Perhaps you are considering a career change? Perhaps you are leaving school but are not attracted to university?
The UK is reportedly undergoing a huge skills shortage, with too many jobs and too few workers particularly electricians, plumbers, carpenters and more.
Yet only 6% of females currently make up the workforce in certain trades. However, the more women who choose this path, the more women will enjoy the benefits of a career in trades and in turn mentor and encourage others to embark on this career path.
So, is now the time for women to consider a career in the trades? The benefits of trade work can include;
- Good pay and rates. Circa £50,000 per year for fully qualified full-time trade professionals.
- Overtime payments and transport is often provided.
- Constant demand which implies a job for life.
- Apprenticeships in the trades mean that you earn whilst you learn and so you don’t qualify with the crippling student debt most university students face.
- Tradespeople report high job satisfaction.
Also as you mature in your career there is often more opportunities for self-employment which can allow you more flexibility in the hours you work. If you think you might have a family or even presently do, you could chose to work in school hours or only during school term time.
If one concern stopping you learning and qualifying in a trade is anxiety about entering a male dominated environment, there are already companies whose USP is reliant on offering female only tradeswomen. ‘Stopcocks’, a plumbing business based in London offer accredited female plumbers to their large customer base. One website suggested, women needed to ‘prove’ themselves when they choose a career in trades’. We don’t believe this this is the case. Equality between the sexes is becoming the accepted norm today and Hattie Hasan, the founder of Stopcocks Women Plumbers said, “Clients love to see females in any trade. There is a misconception that only women will use female plumbers.” Men in the workplace are increasingly acknowledging this and providing sound support to women pursuing their chosen trade.
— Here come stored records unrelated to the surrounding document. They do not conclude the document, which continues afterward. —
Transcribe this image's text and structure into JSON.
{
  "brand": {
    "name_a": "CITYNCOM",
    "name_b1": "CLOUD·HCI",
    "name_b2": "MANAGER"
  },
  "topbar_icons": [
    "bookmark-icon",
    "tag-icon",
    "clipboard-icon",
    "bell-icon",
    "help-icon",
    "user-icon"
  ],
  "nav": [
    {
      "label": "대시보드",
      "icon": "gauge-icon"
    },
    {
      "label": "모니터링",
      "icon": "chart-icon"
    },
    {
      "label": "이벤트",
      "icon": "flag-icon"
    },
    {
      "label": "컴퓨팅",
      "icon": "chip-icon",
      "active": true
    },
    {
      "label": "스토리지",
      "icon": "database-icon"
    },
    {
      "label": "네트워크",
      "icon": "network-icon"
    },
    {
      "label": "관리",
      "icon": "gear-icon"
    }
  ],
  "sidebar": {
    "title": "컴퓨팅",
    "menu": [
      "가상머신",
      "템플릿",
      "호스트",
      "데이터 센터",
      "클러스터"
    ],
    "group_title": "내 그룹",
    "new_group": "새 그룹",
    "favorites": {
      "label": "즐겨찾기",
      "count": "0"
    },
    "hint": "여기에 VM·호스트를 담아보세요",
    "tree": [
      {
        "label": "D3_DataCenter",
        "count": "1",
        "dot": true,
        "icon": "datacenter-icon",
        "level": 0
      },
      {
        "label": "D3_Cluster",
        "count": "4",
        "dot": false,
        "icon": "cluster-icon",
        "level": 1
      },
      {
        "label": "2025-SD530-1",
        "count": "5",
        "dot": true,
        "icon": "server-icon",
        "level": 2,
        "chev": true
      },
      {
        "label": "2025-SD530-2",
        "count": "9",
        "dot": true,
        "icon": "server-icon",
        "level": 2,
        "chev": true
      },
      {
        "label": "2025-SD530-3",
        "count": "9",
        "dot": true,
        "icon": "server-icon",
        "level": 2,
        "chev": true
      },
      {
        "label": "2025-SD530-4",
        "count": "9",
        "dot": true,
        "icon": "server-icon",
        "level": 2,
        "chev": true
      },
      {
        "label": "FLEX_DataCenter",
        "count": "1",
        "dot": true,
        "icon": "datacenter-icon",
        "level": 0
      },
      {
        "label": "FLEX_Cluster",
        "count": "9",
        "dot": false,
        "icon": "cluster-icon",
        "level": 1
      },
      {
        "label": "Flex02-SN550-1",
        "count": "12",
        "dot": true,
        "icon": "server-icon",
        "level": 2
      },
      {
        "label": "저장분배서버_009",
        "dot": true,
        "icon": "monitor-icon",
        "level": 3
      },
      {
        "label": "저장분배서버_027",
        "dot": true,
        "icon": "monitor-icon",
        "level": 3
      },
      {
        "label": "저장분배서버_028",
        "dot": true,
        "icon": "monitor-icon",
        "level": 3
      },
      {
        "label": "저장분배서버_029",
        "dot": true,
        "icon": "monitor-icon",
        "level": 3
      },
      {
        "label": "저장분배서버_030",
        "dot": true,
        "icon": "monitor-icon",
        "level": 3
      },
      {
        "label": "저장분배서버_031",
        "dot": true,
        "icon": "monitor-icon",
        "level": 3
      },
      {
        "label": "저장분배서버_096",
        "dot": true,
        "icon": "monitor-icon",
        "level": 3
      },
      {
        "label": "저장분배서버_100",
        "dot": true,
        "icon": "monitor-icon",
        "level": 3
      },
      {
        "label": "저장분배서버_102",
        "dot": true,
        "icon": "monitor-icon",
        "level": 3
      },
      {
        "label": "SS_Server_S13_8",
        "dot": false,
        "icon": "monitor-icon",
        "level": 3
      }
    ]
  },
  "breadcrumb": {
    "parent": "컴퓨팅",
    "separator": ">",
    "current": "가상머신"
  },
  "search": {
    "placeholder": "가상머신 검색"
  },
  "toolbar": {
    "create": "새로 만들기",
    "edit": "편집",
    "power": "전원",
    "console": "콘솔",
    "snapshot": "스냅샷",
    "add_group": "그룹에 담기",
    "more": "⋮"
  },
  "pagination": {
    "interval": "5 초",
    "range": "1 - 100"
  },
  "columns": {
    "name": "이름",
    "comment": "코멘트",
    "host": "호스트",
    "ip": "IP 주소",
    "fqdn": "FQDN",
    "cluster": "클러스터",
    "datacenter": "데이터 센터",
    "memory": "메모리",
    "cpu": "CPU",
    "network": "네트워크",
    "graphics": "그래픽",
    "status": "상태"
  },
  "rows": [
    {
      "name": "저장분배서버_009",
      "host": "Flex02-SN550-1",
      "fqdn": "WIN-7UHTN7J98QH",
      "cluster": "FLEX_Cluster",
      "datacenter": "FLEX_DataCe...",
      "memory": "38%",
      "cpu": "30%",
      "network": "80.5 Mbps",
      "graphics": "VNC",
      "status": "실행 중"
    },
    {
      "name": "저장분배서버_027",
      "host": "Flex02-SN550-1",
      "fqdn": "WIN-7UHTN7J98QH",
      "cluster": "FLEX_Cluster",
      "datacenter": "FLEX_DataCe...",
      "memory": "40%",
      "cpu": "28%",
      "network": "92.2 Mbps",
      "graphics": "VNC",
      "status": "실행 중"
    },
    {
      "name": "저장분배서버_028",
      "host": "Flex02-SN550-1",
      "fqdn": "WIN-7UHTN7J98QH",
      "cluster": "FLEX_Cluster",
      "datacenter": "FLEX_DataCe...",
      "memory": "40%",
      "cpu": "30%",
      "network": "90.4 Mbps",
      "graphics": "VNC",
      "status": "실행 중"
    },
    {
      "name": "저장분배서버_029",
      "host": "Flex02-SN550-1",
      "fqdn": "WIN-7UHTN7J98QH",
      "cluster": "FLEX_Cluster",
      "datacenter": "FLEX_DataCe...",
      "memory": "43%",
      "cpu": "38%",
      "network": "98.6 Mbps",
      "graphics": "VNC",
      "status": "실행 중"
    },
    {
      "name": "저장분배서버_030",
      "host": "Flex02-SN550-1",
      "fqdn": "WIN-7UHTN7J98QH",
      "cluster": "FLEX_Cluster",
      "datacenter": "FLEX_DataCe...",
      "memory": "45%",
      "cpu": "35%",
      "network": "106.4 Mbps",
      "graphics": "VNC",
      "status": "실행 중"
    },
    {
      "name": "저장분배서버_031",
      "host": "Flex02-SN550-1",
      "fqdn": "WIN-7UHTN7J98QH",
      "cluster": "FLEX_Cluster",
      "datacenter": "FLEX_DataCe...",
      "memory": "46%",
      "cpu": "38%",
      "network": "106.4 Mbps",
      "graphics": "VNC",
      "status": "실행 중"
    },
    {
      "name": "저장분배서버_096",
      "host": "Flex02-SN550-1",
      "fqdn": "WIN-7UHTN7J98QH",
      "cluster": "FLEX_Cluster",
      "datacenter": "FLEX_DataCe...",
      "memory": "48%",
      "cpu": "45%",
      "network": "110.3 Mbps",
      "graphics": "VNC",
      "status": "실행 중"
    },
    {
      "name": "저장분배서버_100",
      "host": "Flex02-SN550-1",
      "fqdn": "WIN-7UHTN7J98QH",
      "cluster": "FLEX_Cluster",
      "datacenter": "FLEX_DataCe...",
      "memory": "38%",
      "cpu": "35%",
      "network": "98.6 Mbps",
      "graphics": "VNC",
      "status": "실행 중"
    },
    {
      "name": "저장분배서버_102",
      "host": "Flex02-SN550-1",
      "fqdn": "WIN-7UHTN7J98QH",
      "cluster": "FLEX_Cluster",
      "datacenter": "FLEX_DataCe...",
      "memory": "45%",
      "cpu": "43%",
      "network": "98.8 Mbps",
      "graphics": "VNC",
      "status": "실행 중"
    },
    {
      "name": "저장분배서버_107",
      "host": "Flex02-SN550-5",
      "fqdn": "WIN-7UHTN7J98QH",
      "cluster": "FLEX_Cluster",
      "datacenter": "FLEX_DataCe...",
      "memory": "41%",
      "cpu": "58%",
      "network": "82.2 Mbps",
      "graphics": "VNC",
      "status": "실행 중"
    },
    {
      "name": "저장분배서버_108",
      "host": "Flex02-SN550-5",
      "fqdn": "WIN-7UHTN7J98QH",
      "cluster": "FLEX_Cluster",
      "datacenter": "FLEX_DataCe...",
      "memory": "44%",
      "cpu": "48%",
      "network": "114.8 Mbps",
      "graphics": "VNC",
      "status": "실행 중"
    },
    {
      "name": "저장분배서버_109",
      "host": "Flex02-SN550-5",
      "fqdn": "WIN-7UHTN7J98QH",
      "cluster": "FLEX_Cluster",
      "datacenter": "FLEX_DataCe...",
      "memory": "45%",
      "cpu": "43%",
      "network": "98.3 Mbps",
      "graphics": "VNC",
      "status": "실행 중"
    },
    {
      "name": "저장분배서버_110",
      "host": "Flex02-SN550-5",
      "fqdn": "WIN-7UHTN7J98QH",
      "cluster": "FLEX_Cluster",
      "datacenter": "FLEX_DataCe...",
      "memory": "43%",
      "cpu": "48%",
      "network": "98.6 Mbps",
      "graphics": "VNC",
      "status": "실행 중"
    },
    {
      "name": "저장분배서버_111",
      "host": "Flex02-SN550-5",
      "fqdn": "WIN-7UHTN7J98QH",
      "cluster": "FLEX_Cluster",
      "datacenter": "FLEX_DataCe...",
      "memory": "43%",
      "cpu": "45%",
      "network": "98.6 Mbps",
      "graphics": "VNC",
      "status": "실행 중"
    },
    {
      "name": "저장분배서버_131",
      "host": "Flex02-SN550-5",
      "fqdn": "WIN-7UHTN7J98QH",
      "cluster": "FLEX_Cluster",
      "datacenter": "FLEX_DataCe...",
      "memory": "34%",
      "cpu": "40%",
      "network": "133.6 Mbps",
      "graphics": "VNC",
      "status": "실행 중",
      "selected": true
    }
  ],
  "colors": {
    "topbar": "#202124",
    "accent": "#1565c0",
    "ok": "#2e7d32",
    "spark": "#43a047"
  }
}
Hattie recommends as a first step to check out the trade you are veering towards first. She says ‘It is hard and heavy work’ and recommends ‘taster days’ in the first instance. Colleges that run apprenticeships often work with trades companies and may be able to facilitate this for you. Or even ask someone you know who works in the trade and ask if they can set up a shadowing day or week for you. Alternatively, you could contact the CITB, the Construction Industry Training Board or similar training body for further information.